Synthesis of magnetic carbon nanodots for recyclable photocatalytic degradation of organic compounds in visible light

Abstract

In this study, magnetic carbon nanodots (C-dots) were synthesized by connecting C-dots and magnetic Fe3O4 nanoparticles (so called magnetic C-dots) in seeking to understand the photocatalytic activity under visible light and the recyclable ability in wastewater treatment. All of the samples were synthesized by bottom-up procedure at reaction temperatures (Tr) of 140 °C and 180 °C with different reaction times (tr = 0–18 h). The results indicated that the C-dots gradually attached to Fe3O4 nanoparticles with the increase of tr at Tr = 140 °C, but suddenly approached saturation adsorption on Fe3O4 particles at Tr = 180 °C. Microstructural images confirmed that magnetic Fe3O4 nanoparticles were surrounded by C-dots 5–10 nm in size.
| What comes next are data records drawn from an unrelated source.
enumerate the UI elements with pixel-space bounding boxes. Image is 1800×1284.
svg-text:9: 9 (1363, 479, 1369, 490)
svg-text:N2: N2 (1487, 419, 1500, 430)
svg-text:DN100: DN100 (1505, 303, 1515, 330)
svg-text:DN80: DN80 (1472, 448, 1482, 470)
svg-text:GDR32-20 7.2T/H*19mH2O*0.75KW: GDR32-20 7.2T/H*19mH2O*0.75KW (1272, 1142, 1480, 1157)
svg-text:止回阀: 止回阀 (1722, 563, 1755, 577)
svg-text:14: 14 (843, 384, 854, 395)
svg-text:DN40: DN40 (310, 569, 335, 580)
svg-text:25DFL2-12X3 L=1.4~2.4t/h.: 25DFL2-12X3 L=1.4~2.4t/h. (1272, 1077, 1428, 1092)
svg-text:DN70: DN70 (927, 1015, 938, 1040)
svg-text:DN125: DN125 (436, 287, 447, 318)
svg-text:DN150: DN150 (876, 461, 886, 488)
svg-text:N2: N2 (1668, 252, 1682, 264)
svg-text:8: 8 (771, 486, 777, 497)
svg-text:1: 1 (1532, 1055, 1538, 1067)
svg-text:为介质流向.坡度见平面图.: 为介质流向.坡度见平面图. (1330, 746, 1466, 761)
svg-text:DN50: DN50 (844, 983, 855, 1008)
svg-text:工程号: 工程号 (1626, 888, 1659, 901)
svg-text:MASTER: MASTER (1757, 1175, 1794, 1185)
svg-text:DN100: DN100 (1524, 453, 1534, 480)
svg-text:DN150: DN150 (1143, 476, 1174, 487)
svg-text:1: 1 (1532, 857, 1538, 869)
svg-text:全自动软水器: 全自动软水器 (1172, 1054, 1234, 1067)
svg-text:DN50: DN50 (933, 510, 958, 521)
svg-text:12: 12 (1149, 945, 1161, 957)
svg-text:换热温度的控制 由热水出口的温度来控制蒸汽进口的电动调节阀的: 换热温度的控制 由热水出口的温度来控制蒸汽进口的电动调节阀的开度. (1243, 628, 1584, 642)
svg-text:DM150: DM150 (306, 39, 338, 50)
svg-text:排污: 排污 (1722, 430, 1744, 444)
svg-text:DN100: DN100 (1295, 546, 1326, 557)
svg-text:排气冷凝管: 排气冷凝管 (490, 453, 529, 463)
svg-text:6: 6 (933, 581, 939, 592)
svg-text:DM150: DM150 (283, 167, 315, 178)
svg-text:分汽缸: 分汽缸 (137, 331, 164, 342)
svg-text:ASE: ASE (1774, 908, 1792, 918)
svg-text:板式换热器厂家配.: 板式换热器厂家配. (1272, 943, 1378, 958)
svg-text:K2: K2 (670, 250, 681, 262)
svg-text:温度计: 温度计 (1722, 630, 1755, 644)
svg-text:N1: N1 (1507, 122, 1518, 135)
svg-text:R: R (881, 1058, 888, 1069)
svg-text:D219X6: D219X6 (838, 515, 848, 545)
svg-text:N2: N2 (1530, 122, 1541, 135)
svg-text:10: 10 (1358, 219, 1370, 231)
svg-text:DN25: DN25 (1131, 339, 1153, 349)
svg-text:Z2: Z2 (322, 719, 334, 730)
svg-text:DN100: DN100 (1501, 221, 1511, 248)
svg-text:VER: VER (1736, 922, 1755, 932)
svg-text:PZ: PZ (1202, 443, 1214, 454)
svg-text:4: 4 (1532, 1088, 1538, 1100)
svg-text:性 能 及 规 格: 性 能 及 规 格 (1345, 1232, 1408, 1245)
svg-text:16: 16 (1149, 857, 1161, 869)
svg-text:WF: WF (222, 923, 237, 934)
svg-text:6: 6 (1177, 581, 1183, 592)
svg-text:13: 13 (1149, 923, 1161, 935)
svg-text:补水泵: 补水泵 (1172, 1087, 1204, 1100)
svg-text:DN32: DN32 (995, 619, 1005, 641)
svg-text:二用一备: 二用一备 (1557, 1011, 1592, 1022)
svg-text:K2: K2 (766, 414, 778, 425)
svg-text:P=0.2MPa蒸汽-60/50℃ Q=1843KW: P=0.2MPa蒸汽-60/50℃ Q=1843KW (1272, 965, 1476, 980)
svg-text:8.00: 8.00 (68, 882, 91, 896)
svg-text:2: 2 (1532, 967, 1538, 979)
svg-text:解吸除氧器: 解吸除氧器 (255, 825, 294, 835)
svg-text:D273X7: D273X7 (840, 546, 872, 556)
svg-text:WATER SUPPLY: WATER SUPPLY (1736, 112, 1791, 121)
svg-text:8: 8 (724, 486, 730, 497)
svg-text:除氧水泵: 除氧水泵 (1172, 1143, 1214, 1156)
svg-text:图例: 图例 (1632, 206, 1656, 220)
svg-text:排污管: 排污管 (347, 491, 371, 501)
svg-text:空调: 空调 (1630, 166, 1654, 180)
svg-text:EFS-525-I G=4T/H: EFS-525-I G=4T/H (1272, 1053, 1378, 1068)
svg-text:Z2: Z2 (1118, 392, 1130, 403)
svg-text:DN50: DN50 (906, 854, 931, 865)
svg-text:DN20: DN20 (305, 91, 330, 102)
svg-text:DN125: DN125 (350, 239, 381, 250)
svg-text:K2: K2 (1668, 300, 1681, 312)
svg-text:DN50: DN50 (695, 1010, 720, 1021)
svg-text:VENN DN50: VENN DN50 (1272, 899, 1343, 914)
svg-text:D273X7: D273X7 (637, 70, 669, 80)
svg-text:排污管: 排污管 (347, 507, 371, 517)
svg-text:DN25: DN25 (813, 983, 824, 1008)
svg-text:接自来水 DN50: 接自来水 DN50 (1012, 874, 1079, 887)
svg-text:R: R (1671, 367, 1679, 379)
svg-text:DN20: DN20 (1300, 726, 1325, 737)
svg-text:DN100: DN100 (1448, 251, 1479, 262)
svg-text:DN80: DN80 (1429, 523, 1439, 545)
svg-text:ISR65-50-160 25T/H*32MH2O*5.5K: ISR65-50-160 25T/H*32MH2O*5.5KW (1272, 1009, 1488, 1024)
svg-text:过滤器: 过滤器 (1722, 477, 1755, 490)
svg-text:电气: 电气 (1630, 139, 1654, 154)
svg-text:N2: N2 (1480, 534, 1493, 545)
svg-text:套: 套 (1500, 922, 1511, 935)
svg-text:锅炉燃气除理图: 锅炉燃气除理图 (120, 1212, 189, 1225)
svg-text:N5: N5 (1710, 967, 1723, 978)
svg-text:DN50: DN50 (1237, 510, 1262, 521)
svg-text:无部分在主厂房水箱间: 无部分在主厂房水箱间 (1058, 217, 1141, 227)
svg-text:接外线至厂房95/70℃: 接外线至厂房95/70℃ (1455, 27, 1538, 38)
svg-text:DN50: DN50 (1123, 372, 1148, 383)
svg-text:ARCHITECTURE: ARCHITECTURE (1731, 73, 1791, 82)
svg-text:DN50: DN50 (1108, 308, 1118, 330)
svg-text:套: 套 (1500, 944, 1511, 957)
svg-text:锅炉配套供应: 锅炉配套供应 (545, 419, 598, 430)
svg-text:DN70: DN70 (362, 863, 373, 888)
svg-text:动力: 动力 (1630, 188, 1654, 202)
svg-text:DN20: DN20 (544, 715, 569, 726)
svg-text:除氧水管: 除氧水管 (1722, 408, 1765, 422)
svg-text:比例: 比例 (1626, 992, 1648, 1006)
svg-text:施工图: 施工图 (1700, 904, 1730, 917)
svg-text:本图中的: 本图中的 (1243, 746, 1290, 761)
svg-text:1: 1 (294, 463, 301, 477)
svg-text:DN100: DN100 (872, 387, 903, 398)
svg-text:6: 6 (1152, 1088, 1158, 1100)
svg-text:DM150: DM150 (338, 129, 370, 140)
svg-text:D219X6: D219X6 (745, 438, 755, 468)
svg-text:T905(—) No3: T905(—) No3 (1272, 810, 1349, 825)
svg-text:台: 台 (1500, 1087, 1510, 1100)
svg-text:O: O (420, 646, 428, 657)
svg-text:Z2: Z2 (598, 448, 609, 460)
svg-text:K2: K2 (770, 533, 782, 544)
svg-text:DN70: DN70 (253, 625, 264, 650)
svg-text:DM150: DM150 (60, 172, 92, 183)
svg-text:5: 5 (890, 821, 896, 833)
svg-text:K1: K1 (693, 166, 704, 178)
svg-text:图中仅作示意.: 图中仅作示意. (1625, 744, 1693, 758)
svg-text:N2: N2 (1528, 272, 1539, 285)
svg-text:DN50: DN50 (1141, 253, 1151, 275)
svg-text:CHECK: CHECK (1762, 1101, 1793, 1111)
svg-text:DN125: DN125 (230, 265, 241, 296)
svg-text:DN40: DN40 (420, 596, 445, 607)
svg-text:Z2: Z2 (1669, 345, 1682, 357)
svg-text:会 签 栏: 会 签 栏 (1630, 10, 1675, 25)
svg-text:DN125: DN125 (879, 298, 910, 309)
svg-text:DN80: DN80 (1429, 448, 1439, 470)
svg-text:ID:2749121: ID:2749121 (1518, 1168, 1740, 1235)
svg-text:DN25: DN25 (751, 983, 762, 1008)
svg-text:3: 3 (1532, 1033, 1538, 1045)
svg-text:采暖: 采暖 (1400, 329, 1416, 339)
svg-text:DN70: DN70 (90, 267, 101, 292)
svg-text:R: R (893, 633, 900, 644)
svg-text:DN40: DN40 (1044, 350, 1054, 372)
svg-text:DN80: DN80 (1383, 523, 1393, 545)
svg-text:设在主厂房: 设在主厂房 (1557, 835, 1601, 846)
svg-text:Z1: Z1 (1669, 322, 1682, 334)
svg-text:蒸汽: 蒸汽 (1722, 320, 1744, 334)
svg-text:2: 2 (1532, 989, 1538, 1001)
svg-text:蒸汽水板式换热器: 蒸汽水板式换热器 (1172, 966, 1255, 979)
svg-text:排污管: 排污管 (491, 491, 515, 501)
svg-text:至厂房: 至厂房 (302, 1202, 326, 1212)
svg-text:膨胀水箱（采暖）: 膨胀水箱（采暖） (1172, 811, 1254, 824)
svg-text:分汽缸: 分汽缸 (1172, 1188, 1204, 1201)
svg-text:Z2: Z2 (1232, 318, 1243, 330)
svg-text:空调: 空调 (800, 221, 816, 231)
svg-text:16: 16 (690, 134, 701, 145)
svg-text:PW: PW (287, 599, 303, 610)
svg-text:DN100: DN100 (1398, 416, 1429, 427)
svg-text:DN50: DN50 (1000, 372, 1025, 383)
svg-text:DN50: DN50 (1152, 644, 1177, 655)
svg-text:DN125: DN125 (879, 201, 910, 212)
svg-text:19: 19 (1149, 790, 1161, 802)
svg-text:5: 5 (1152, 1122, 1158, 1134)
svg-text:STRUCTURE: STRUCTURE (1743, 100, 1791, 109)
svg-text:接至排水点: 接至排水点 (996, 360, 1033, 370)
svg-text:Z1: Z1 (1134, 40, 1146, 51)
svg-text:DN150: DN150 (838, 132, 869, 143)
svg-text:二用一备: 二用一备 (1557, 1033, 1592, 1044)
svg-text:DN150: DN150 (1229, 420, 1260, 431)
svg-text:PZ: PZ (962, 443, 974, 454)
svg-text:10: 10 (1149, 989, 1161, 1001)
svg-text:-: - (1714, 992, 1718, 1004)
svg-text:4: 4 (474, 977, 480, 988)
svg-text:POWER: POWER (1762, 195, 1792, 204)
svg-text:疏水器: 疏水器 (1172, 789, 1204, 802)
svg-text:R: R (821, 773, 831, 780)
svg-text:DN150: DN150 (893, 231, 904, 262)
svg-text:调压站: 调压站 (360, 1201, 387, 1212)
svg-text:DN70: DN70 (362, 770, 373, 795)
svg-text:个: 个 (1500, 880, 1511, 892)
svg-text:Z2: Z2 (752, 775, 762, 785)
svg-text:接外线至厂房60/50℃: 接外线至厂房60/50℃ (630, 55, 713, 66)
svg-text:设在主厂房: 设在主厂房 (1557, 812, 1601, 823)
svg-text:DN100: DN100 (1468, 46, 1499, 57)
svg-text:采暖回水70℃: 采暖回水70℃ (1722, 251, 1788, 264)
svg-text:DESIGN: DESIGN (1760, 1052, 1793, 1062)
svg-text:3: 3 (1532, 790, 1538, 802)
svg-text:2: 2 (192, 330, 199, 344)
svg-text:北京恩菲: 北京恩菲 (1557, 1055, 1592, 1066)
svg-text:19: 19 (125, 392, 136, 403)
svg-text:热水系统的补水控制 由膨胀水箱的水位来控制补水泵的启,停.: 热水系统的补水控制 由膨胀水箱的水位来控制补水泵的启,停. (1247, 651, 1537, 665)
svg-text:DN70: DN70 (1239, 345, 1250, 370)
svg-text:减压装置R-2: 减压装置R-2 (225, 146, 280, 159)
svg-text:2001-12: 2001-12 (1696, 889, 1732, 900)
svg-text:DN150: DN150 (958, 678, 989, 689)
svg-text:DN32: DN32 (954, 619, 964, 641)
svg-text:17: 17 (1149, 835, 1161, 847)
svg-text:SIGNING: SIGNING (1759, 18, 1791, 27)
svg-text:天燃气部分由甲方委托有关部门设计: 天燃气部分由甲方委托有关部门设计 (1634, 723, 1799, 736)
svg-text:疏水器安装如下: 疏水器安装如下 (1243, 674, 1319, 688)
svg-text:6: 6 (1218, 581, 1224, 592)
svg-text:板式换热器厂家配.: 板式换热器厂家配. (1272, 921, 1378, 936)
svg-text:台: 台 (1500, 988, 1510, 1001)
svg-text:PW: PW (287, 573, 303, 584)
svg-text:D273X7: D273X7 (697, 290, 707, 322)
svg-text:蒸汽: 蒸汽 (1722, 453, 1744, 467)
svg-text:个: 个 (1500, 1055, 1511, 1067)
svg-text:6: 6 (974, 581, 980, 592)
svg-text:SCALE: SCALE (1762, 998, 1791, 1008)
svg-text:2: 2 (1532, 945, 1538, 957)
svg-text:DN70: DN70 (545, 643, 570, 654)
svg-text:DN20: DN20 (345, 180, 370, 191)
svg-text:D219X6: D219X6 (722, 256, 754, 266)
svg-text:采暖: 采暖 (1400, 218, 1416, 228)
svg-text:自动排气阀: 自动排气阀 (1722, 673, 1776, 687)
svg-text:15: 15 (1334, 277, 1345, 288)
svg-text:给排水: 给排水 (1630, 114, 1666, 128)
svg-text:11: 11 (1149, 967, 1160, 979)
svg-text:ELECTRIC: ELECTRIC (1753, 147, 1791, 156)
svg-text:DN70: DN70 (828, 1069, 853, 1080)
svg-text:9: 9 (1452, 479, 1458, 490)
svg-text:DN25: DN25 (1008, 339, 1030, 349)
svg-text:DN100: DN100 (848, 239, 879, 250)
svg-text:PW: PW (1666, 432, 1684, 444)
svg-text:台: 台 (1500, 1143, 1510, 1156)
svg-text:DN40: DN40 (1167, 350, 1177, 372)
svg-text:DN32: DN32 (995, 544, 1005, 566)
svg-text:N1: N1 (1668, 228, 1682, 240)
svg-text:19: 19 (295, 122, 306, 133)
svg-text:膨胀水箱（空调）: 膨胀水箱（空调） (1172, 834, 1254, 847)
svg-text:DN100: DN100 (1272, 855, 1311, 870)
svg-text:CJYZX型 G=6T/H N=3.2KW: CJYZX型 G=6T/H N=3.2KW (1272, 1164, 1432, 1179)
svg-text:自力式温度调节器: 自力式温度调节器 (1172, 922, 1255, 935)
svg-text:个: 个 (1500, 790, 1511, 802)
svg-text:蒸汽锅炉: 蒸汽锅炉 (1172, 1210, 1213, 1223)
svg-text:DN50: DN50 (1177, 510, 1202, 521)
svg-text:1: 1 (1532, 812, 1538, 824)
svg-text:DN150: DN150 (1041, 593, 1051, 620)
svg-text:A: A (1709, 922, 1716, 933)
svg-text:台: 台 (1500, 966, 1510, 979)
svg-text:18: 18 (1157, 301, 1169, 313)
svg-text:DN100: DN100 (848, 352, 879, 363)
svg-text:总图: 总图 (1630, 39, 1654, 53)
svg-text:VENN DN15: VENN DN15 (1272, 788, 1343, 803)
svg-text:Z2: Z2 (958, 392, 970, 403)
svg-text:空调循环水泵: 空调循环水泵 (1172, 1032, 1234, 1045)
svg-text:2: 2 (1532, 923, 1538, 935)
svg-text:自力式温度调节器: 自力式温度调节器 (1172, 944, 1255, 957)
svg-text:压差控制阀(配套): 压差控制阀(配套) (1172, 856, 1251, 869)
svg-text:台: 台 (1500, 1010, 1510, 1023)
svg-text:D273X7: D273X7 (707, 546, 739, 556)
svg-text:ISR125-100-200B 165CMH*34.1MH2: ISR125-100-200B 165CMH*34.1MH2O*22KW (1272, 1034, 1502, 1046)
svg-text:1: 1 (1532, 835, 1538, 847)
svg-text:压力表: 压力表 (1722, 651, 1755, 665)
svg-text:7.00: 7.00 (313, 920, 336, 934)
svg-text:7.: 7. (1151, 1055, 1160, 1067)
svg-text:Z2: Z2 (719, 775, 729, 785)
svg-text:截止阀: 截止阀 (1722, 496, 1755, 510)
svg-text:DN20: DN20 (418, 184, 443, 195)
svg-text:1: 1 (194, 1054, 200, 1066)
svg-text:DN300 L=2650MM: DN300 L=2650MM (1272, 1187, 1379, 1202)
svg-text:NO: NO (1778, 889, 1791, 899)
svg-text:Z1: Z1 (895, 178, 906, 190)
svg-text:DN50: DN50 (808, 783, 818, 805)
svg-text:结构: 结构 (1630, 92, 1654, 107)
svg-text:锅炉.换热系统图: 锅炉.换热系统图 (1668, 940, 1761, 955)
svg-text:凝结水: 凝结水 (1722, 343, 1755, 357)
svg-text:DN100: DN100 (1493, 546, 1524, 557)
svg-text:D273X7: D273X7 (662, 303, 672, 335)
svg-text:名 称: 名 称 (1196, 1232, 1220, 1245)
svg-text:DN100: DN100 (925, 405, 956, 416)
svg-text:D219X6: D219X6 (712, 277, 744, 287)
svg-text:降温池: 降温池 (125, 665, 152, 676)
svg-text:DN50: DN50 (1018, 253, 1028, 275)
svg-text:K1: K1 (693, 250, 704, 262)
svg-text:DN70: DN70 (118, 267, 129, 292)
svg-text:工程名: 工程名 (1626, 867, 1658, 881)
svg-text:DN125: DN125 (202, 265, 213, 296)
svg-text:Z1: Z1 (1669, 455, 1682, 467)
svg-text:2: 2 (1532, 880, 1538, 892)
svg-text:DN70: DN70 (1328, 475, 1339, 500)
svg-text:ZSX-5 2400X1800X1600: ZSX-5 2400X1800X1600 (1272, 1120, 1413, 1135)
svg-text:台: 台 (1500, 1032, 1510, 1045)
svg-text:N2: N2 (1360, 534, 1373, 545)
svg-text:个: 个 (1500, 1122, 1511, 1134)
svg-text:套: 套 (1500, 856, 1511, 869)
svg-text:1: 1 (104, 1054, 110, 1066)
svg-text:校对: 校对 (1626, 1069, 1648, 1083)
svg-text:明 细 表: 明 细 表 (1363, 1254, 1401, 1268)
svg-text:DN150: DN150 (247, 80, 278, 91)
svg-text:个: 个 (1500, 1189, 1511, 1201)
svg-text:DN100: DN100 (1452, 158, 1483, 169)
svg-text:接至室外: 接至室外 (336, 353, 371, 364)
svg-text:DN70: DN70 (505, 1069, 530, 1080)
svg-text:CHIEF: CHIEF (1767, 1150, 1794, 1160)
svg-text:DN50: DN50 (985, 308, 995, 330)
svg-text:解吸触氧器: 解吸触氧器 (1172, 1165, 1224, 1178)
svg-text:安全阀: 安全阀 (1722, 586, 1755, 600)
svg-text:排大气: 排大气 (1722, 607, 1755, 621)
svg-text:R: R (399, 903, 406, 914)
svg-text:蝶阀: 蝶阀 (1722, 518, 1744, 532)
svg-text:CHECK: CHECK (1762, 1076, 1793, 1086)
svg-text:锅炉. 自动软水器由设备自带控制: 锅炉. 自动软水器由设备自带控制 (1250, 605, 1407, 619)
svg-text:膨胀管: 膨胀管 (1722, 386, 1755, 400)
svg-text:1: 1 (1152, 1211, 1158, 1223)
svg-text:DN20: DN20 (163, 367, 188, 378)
Optical properties illuminated that magnetic C-dots presented a red-shifted emission at λ = 300–450 nm attesting to their photocatalytic ability in visible light. In this study, a higher extent of degradation of the dye was noted in a larger amount of C-dots on a Fe3O4 nanoparticle surface. Methylene blue (MB) concentration can be decreased by 83% within 30-min visible light irradiation. A recyclability test evidenced that the magnetic C-dots can further photodegrade large MO concentrations by at least 10-fold or more. Therefore, magnetic C-dots exhibit good degradation ability for MB under visible light, and could be easily recycled by applying a magnetic field after photodegradation, as shown in this study.